Qu’est-ce que la faillite personnelle ?


La faillite personnelle prive le dirigeant, pour une durée déterminée (jusqu’à quinze ans), du droit de diriger, gérer, administrer ou contrôler toute entreprise commerciale ou artisanale, ainsi que toute personne morale.


Elle peut s’accompagner d’une interdiction de voter aux assemblées ou d’exercer certaines fonctions électives. Même allégée par la pratique, cette mesure reste perçue comme une mort civile dans le monde des affaires ; son prononcé a donc un impact réputationnel immédiat. Il est recommandé de faire appel à un avocat en droit des affaires et des procédures collectives pour assurer ses droits et prendre les bonnes décisions.


Le cadre légal : rappel des articles L 653-4, L 653-5 et L 651-2 du Code de commerce


Les fondements de la sanction personnelle


Les articles L 653-4 et L 653-5 énumèrent de façon exhaustive les comportements répréhensibles :


  • Dispersion des actifs : avoir disposé des biens sociaux comme des siens propres.

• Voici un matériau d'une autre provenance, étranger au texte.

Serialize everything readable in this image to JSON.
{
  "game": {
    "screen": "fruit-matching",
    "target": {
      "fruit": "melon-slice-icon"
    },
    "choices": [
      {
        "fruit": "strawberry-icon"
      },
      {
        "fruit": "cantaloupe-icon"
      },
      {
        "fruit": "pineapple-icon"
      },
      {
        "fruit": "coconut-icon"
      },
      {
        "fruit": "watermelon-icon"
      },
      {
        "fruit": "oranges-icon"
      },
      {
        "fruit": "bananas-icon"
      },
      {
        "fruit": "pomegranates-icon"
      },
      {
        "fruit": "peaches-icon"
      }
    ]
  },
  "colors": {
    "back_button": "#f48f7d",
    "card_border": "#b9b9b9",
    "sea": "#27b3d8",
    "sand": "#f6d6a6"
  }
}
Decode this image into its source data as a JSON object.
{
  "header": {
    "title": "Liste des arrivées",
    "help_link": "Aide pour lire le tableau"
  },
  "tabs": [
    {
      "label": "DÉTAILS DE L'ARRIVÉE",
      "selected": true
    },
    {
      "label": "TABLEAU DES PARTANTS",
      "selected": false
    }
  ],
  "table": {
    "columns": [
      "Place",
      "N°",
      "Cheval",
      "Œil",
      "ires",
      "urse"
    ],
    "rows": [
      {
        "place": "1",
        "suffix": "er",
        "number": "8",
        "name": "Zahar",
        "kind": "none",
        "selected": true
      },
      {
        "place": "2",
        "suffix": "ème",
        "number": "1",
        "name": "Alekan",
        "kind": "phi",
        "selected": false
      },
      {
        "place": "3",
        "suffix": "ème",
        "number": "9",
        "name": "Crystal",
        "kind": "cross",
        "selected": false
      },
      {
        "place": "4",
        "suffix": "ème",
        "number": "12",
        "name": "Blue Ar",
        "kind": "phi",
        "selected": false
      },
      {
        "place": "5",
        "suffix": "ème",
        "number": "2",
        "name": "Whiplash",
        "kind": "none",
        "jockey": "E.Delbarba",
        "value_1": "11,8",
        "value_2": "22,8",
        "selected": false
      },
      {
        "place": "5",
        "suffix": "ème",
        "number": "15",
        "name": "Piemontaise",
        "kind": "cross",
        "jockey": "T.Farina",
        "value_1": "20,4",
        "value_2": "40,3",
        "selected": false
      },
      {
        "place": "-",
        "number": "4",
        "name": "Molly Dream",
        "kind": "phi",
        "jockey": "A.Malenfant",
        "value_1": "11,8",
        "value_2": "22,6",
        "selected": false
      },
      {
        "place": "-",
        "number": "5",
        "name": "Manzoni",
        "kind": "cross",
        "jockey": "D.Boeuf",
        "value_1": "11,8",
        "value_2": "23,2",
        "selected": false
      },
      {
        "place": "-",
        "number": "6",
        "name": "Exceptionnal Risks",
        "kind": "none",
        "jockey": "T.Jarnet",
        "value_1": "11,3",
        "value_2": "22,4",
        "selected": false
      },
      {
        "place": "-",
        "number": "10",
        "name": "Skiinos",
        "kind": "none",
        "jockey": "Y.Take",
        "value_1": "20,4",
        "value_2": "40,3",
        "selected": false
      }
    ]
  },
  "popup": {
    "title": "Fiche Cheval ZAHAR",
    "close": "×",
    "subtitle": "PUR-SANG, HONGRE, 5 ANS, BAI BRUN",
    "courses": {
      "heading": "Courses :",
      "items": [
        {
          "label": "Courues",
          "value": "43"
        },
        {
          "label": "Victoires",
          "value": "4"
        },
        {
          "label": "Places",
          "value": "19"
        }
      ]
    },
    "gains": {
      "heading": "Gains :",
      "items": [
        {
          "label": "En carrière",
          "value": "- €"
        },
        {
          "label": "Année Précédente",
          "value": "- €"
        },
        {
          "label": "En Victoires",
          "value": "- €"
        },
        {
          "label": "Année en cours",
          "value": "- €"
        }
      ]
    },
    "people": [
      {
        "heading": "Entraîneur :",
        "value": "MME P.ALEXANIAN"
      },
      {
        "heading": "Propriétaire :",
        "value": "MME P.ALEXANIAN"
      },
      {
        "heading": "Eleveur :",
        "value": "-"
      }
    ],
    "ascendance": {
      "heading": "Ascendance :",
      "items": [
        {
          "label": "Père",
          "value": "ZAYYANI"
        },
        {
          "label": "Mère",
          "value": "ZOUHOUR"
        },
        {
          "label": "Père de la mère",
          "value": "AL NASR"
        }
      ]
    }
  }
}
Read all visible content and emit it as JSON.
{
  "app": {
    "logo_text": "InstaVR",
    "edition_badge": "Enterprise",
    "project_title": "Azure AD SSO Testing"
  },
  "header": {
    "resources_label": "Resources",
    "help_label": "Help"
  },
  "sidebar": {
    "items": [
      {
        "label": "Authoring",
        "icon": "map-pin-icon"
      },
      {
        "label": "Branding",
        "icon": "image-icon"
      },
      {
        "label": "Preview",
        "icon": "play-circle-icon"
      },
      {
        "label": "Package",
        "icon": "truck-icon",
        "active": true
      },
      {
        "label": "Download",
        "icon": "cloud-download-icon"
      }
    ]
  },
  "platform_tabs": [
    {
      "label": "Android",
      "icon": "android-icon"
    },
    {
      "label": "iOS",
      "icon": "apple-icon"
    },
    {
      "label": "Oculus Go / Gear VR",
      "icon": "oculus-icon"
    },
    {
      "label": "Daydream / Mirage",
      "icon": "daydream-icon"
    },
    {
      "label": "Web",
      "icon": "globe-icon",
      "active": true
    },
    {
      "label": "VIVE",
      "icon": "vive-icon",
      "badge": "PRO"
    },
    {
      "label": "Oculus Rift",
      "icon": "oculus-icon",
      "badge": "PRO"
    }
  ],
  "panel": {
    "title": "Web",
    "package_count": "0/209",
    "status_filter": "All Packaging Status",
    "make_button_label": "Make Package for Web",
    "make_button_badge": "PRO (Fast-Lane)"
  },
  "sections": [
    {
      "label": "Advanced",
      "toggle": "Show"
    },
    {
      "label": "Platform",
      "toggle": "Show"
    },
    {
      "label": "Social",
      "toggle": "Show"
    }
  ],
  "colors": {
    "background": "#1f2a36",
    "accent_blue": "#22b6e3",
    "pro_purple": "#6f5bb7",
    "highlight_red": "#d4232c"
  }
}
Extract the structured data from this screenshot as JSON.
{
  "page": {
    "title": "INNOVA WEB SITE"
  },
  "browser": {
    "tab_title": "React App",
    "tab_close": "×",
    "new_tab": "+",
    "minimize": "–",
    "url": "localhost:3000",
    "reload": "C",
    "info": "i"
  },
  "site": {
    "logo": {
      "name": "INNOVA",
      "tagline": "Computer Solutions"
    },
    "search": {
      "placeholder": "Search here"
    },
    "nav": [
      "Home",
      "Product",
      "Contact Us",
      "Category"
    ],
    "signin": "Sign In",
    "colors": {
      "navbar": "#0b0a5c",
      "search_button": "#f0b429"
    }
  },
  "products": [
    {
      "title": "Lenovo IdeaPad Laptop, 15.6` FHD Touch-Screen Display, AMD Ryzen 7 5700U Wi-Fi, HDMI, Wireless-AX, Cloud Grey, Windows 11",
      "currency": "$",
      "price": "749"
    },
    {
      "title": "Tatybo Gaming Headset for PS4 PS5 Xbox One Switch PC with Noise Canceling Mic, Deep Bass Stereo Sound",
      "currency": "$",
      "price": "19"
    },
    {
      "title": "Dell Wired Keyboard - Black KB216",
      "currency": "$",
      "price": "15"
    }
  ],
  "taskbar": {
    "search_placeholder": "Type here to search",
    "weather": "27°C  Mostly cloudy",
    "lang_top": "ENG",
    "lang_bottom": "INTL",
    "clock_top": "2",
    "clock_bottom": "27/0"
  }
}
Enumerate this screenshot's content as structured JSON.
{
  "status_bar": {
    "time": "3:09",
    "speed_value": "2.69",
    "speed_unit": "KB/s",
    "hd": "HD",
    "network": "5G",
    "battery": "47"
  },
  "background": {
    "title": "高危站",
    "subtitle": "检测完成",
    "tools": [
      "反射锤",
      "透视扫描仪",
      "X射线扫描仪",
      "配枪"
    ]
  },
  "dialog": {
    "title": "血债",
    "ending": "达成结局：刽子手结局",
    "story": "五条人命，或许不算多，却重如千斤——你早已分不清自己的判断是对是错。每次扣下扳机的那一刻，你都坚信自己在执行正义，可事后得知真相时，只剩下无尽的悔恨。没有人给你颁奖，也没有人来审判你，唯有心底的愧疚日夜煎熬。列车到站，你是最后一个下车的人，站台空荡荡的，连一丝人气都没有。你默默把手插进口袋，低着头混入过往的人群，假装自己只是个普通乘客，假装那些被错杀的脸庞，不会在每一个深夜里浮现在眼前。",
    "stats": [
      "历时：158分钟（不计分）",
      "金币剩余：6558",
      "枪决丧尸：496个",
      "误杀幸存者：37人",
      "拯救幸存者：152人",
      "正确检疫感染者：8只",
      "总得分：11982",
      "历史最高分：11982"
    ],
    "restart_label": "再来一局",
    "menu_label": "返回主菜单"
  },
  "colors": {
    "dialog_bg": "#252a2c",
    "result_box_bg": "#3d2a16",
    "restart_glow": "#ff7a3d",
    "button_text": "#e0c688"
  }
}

  • Confusion de patrimoines : avoir masqué ses agissements sous le couvert de la personne morale.

  • Violation d’interdiction : avoir exercé une activité malgré une interdiction légale ou judiciaire.

  • Tenue irrégulière de comptabilité : avoir omis de tenir une comptabilité conforme ou d’en conserver les pièces.

  • Augmentation frauduleuse des dettes : avoir poursuivi une exploitation déficitaire dans une intention frauduleuse.

Point de vigilance : La liste est limitative ; le juge ne peut pas inventer de nouveaux griefs.

Responsabilité pour insuffisance d’actif : un régime distinct


L’article L 651-2 vise le « comblement de passif ». Il permet de condamner le dirigeant à supporter l’insuffisance d’actif si deux conditions cumulatives sont réunies :


  1. la liquidation judiciaire révèle un déficit définitif ;

  2. une faute de gestion y a contribué.


L’arrêt du 12 juin 2025 souligne que ces deux régimes ne se confondent jamais : la sanction personnelle (faillite ou interdiction de gérer) n’exige aucune démonstration comptable, tandis que le comblement de passif repose au contraire sur le chiffrage précis du déficit.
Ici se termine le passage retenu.